Council holds annual planning session
Published 11:28 am Tuesday, January 27, 2015
At its annual planning session on Jan. 23 and 24 at the Community and Events Center, the City Council reviewed its 2014 work plan and planned for 2015. The Council did not conduct any official business or votes, but discussed Town Center development, commuter parking, Metro service, the biennial budget and the community solar project.
Council to consider moratorium on downtown development
Mercer Island’s Town Center has been growing steadily in the past few years, and development is expected to continue with the arrival of light rail in 2023.
Some Islanders are concerned about the impacts that increased density will have on schools, traffic and city infrastructure, and have asked the Council to consider imposing a moratorium on new Town Center development while the city is updating its comprehensive plan and undergoing a Town Center visioning process.
City Attorney Katie Knight said that other Seattle area cities have imposed moratoriums, including Marysville, Sammamish and Kirkland, but that it’s a “risky legal maneuver” that’s “expensive to defend” in court, whether the city wins or not.
“As we discussed at our planning session this past weekend, the city has the legal authority to impose a moratorium but doing so could expose the city to costly litigation,” Deputy Mayor Dan Grausz wrote in an email update.
Grausz said that concerns were sparked by a picture of the Hines project — which is “a ‘massing study’ in urban design and was not intended as a visual depiction of what will ultimately be proposed by Hines or agreed to by the city.”
Upcoming projects like Hines wouldn’t be affected by code revisions or moratoriums if they are ‘vested’ before those take effect.
Councilmember Jane Brahm said that discontent with Town Center predates the visioning process and the circulation of the Hines picture.
“It’s not just a reaction to one project,” Brahm said at the planning session on Jan. 23.
The visioning process began in June 2013. An outside urban planning expert, Seth Harry, was hired last fall and presented ideas for code revisions and public gathering spaces in December.
“Future development would be dramatically different from what we have seen to date — but we would still have development,” Grausz said.

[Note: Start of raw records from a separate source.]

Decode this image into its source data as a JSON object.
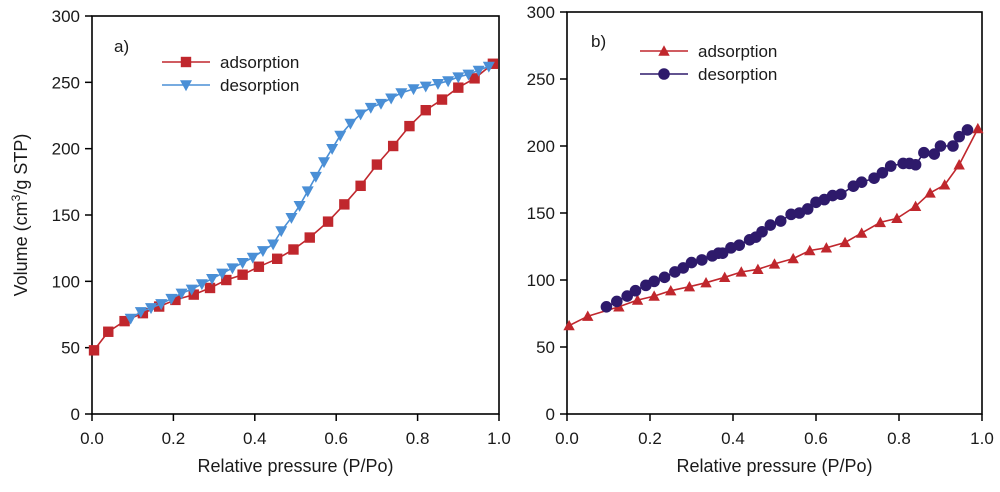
{
  "chart_data": [
    {
      "type": "line",
      "panel_label": "a)",
      "title": "",
      "xlabel": "Relative pressure (P/Po)",
      "ylabel": "Volume (cm3/g STP)",
      "ylabel_parts": {
        "prefix": "Volume (cm",
        "sup": "3",
        "suffix": "/g STP)"
      },
      "xlim": [
        0.0,
        1.0
      ],
      "ylim": [
        0,
        300
      ],
      "xticks": [
        "0.0",
        "0.2",
        "0.4",
        "0.6",
        "0.8",
        "1.0"
      ],
      "xtick_values": [
        0.0,
        0.2,
        0.4,
        0.6,
        0.8,
        1.0
      ],
      "yticks": [
        "0",
        "50",
        "100",
        "150",
        "200",
        "250",
        "300"
      ],
      "ytick_values": [
        0,
        50,
        100,
        150,
        200,
        250,
        300
      ],
      "legend_position": "top-left",
      "series": [
        {
          "name": "adsorption",
          "marker": "square",
          "color": "#c0272d",
          "x": [
            0.005,
            0.04,
            0.08,
            0.125,
            0.165,
            0.205,
            0.25,
            0.29,
            0.33,
            0.37,
            0.41,
            0.455,
            0.495,
            0.535,
            0.58,
            0.62,
            0.66,
            0.7,
            0.74,
            0.78,
            0.82,
            0.86,
            0.9,
            0.94,
            0.985
          ],
          "y": [
            48,
            62,
            70,
            76,
            81,
            86,
            90,
            95,
            101,
            105,
            111,
            117,
            124,
            133,
            145,
            158,
            172,
            188,
            202,
            217,
            229,
            237,
            246,
            253,
            264
          ]
        },
        {
          "name": "desorption",
          "marker": "triangle-down",
          "color": "#4a8fd6",
          "x": [
            0.095,
            0.12,
            0.145,
            0.17,
            0.195,
            0.22,
            0.245,
            0.27,
            0.295,
            0.32,
            0.345,
            0.37,
            0.395,
            0.42,
            0.445,
            0.465,
            0.49,
            0.51,
            0.53,
            0.55,
            0.57,
            0.59,
            0.61,
            0.635,
            0.66,
            0.685,
            0.71,
            0.735,
            0.76,
            0.79,
            0.82,
            0.85,
            0.875,
            0.9,
            0.925,
            0.95,
            0.975
          ],
          "y": [
            72,
            77,
            80,
            83,
            87,
            91,
            94,
            98,
            102,
            106,
            110,
            114,
            118,
            123,
            128,
            138,
            148,
            157,
            168,
            179,
            190,
            200,
            210,
            219,
            226,
            231,
            234,
            238,
            242,
            245,
            247,
            249,
            251,
            254,
            256,
            259,
            262
          ]
        }
      ]
    },
    {
      "type": "line",
      "panel_label": "b)",
      "title": "",
      "xlabel": "Relative pressure (P/Po)",
      "ylabel": "",
      "xlim": [
        0.0,
        1.0
      ],
      "ylim": [
        0,
        300
      ],
      "xticks": [
        "0.0",
        "0.2",
        "0.4",
        "0.6",
        "0.8",
        "1.0"
      ],
      "xtick_values": [
        0.0,
        0.2,
        0.4,
        0.6,
        0.8,
        1.0
      ],
      "yticks": [
        "0",
        "50",
        "100",
        "150",
        "200",
        "250",
        "300"
      ],
      "ytick_values": [
        0,
        50,
        100,
        150,
        200,
        250,
        300
      ],
      "legend_position": "top-left",
      "series": [
        {
          "name": "adsorption",
          "marker": "triangle-up",
          "color": "#c0272d",
          "x": [
            0.005,
            0.05,
            0.125,
            0.17,
            0.21,
            0.25,
            0.295,
            0.335,
            0.38,
            0.42,
            0.46,
            0.5,
            0.545,
            0.585,
            0.625,
            0.67,
            0.71,
            0.755,
            0.795,
            0.84,
            0.875,
            0.91,
            0.945,
            0.99
          ],
          "y": [
            66,
            73,
            80,
            85,
            88,
            92,
            95,
            98,
            102,
            106,
            108,
            112,
            116,
            122,
            124,
            128,
            135,
            143,
            146,
            155,
            165,
            171,
            186,
            213
          ]
        },
        {
          "name": "desorption",
          "marker": "circle",
          "color": "#2e1a6b",
          "x": [
            0.095,
            0.12,
            0.145,
            0.165,
            0.19,
            0.21,
            0.235,
            0.26,
            0.28,
            0.3,
            0.325,
            0.35,
            0.365,
            0.375,
            0.395,
            0.415,
            0.44,
            0.455,
            0.47,
            0.49,
            0.515,
            0.54,
            0.56,
            0.58,
            0.6,
            0.62,
            0.64,
            0.66,
            0.69,
            0.71,
            0.74,
            0.76,
            0.78,
            0.81,
            0.825,
            0.84,
            0.86,
            0.885,
            0.9,
            0.93,
            0.945,
            0.965
          ],
          "y": [
            80,
            84,
            88,
            92,
            96,
            99,
            102,
            106,
            109,
            113,
            115,
            118,
            120,
            120,
            124,
            126,
            130,
            132,
            136,
            141,
            144,
            149,
            150,
            153,
            158,
            160,
            163,
            164,
            170,
            173,
            176,
            180,
            185,
            187,
            187,
            186,
            195,
            194,
            200,
            200,
            207,
            212
          ]
        }
      ]
    }
  ]
}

The Council is creating a public process that will enable Islanders to discuss what kind of Town Center they want to see going forward, with or without a moratorium, Grausz said.
Update: Imposing a moratorium on new construction downtown is on the Council’s Feb. 2 agenda. Click here for more information.
City works with Metro on restoring some Island bus service
Mercer Island city officials have been working with King County Metro to implement alternative transit services on the Island to partially replace some of the routes that were cut in September.
Mayor Bruce Bassett said that “big busses running around empty doesn’t make sense,” and Mercer Island’s programs could be “representative examples for other communities.”
The King County Council expanded Metro’s alternative services program last fall, and Mercer Island was identified as a priority for those services due to the level of reduction – almost 75 percent. Some of the services include shuttles, Trip Pools and community vans. Metro surveyed displaced riders to find out what would work best for them.
“The plan was never to restore that service in its entirety as doing so was not economically feasible,” Deputy Mayor Dan Grausz said.
About 65 percent of the 240 survey respondents said they would use a community shuttle more than three times per week. Metro designed routes that would run from the Presbyterian Church Park and Ride to the North-end of the Island and on to First Hill and downtown Seattle.
Metro is still identifying the vehicles that would be used. They are expected to make five trips in the morning and five in the afternoon, carrying up to 18 people. The program is expected to be jointly funded by Metro, Mercer Island and Seattle’s Transportation Benefit District.
If the financial arrangements are approved by the Council, the service will formally begin in June with the possibility of a “soft launch” as early as March, though ORCA cards wouldn’t be accepted in that time.